The paper focuses on the inter-cultural dimension of language teacher education. Cross-cultural problems are central to language teaching problems and teachers must be inspired to co-operate in the globalizing world of 21st century, which was the motive for Willems to write the analysis of language policies; the importance of context in language teaching, and teacher education. The paper is a practical source of reference, too in that it provides the reader with classroom applications in which cultural gaps are intended to be filled with tasks that agree with the principles of the Council of Europe. Throughout the paper the cultural issues that are at the heart of language classroom are dealt with, with an intention to suggest solutions, which I very much enjoyed since most research just portray problems, and ask for further research in the area. The writer suggests a ‘collective creativity’ in designing cultural exchange tasks, and refers to the significance of tolerance to enable world piece, so, in fact, language teachers seem to bear a critical role in enabling the context to address this tolerance. Actually, in his conclusion, Willems does give this responsibility to language teachers. I find that the fundamental value assigned to language teachers is a realistic one, and I, myself, very eagerly have accepted to enable a context in my mixed group classrooms to be more ‘accepting’ when it comes to cultural differences.

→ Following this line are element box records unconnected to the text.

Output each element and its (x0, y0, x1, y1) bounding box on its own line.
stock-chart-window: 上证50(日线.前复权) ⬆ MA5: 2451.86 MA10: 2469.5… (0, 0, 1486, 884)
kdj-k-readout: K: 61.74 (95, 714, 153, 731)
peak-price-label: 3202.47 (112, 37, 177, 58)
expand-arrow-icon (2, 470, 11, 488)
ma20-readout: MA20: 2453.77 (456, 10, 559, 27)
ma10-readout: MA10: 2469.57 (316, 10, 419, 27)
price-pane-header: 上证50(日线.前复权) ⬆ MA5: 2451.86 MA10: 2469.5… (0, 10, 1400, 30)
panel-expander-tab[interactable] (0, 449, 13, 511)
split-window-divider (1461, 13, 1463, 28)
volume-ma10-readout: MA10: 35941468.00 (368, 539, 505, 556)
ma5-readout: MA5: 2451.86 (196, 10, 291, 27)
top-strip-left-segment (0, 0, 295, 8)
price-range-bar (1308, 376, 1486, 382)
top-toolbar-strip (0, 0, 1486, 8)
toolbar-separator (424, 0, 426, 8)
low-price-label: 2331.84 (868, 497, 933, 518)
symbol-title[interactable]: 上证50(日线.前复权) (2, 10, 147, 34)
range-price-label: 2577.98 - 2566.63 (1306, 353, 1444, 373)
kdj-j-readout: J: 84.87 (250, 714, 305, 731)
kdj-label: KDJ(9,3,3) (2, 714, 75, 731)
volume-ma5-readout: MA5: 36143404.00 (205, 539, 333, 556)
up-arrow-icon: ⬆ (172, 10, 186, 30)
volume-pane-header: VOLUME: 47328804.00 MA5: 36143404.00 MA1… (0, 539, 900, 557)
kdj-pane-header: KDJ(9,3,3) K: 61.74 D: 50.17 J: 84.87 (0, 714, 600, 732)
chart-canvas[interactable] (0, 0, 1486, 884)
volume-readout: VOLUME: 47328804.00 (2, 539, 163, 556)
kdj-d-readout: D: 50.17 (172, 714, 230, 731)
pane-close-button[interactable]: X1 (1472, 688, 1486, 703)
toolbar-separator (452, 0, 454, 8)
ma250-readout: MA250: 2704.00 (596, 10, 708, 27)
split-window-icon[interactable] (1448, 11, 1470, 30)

Another issue raised in the article is the difficulty language barriers cause especially in the European parliament, during the translations the meaning might be lost and parliamenters may end up voting for the ideas they oppose to. This to me was very intriguing since I thought only professional translators worked in the European parliament, and the language barrier was not one which caused misunderstandings.

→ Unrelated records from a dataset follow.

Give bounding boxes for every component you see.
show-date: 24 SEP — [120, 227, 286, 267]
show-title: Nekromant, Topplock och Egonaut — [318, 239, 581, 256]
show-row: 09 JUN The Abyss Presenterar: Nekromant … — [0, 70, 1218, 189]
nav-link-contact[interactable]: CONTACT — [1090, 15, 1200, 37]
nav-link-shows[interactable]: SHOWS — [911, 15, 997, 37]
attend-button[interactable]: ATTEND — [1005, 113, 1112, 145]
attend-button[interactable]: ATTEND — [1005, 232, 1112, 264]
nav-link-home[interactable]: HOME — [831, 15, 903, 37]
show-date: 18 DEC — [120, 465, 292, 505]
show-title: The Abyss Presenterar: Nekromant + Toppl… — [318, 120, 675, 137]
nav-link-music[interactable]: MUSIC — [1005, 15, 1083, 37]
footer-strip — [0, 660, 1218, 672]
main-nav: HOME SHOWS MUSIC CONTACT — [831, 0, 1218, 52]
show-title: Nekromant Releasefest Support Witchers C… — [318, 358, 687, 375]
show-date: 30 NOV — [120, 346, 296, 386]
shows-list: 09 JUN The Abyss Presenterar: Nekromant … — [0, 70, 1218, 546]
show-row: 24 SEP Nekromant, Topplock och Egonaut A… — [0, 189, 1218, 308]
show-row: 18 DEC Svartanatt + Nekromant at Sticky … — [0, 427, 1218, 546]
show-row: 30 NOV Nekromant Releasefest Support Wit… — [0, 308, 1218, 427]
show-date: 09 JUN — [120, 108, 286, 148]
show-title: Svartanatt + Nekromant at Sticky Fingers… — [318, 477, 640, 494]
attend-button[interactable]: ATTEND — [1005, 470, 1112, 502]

The summary of what to focus on when training teachers was very effectively compact: ‘knowledge of the other cultures, an insight into them and a readiness to open up’.

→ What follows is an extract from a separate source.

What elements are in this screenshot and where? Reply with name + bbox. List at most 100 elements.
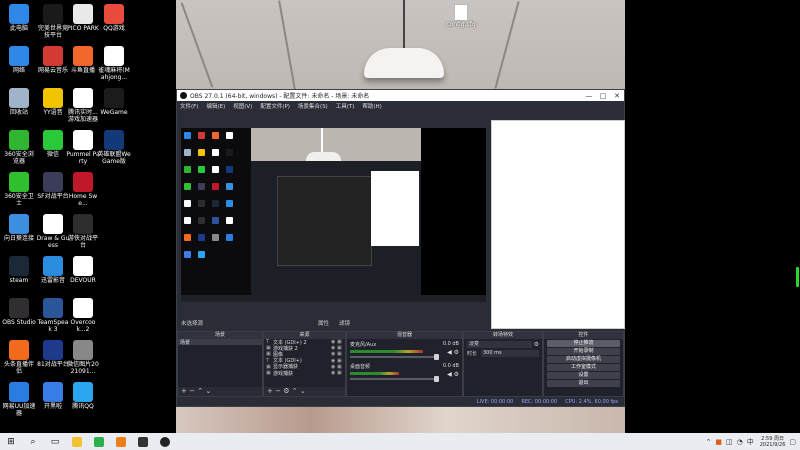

I disagree with two points raised in the article, one being culture’s unchangeable, fixed. I had never thought of ‘culture’ as a coded program, on the contrary, to me ‘culture’ is a constantly changing phenomenon even in individual level.

The second point I couldn’t agree with was the outdated communication means mentioned in the article. It is possible to use the emerging technologies in language teacher education too, to develop their culture insights and exchanges. The article even referred to snail-mail among the tasks suggested!

PS. The fact that cultural research was conducted by a global information technology company makes one think of the limits economic benefits play on social sciences. Probably IBM needed a more culturally integrated and open understanding among its international employees and that’s why they conducted the research.